Decision Makers Perceptions on the Current State of the Family Navigator Project in Quebec

Poster Presentation
Saturday, May 4, 2019: 11:30 AM-1:30 PM
Room: 710 (Palais des congres de Montreal)
A. Ibrahim1, I. Winkelmann2, K. Shikako-Thomas3 and M. Elsabbagh4, (1)McGill University, Montreal, QC, Canada, (2)Douglas Mental Health University Institute, Montreal, QC, Canada, (3)School of Physical and Occupational Therapy, McGill University, Montreal, QC, Canada, (4)McGill University, Montreal, PQ, Canada
Background: Families with an autistic child often experience stress as a result of the prolonged waiting period in accessing services in many communities. Our previous research in the Canadian context has shown that families experience significant barriers to access and coordinate care for their child, which can increase the burden on caregivers and prevent the delivery of necessary intervention services for their child. Navigation is defined as a professional-led model aiming to facilitate continuity of care and promote patient empowerment. Access to a Family Navigator is one of the policy priorities articulated as a strategy to address challenges in care coordination. However, there are currently no validated models for autism nor information on the potential active ingredients for effective delivery.

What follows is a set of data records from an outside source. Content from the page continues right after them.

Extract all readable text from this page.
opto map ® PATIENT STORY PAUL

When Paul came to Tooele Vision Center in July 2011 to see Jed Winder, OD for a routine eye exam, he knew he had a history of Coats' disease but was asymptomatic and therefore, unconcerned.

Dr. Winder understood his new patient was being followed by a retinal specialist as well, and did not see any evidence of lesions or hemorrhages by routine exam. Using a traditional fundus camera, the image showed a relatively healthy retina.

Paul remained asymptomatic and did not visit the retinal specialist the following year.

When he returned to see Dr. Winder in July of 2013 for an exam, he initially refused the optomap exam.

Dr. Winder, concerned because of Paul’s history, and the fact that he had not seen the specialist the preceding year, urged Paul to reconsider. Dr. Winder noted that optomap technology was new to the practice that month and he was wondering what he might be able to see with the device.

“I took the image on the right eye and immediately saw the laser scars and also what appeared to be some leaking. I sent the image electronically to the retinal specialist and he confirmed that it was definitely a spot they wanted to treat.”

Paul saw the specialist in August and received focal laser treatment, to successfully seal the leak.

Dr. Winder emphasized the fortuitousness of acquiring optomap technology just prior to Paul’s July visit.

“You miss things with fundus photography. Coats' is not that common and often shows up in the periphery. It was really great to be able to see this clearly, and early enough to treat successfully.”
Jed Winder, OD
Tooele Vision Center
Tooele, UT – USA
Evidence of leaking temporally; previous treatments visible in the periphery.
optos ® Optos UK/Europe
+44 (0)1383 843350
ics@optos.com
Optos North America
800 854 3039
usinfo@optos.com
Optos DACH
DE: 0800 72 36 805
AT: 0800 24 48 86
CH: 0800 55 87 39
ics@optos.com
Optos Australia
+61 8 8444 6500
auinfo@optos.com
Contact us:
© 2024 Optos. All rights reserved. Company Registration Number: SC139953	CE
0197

Objectives: To describe the perceptions of decision-makers on the Family Navigator model and the current and potential role of the Family Navigator strategy within public sector services.

Methods: Key informant open-ended interviews with decision makers within a large health care network in the province of Quebec (serving 37,4400 people). Of 22 decision makers, 8 were identified from the organizational chart of the health and social services network. They were included because their areas of involvement covered physical, intellectual deficiency, autism, mental health or youth protection. Interviews were audio-recorded and transcribed verbatim. Thematic analysis of interview transcripts was conducted by two independent reviewers using NVivo11.

Results: Emerging themes suggest diverging perspectives and experiences of Family Navigator functions across different levels of services (primary vs secondary vs specialist).This includes (a) the professional background of a Navigator, e.g., social worker vs educator, (b) whether their involvement is episodic (i.e. during transition periods and crisis), or continuous (addressing the various needs as they emerge), and (c) their initial point of contact (i.e., around time of diagnosis vs. in primary care around the time of initial concerns). In terms of current implementation of navigation functions in health and social services, decision makers identified duplication in the functions in first and second line services which can be addressed by increasing communication and collaboration between care teams. Finally, beyond public sector health and social services, the role of the community organizations was highlighted as a potential facilitator of navigation functions.

Conclusions: Decision-makers need a more concrete definition of the role and functions of Family Navigators in health and social services. Navigation is perceived as an essential strategy in supporting families of autistic children however the importance of having a Navigator assigned to one person early on across different levels of services is crucial for its beneficial outcomes. Future directions may include adaptation of evidence-based models from other areas of research into the autism system of care.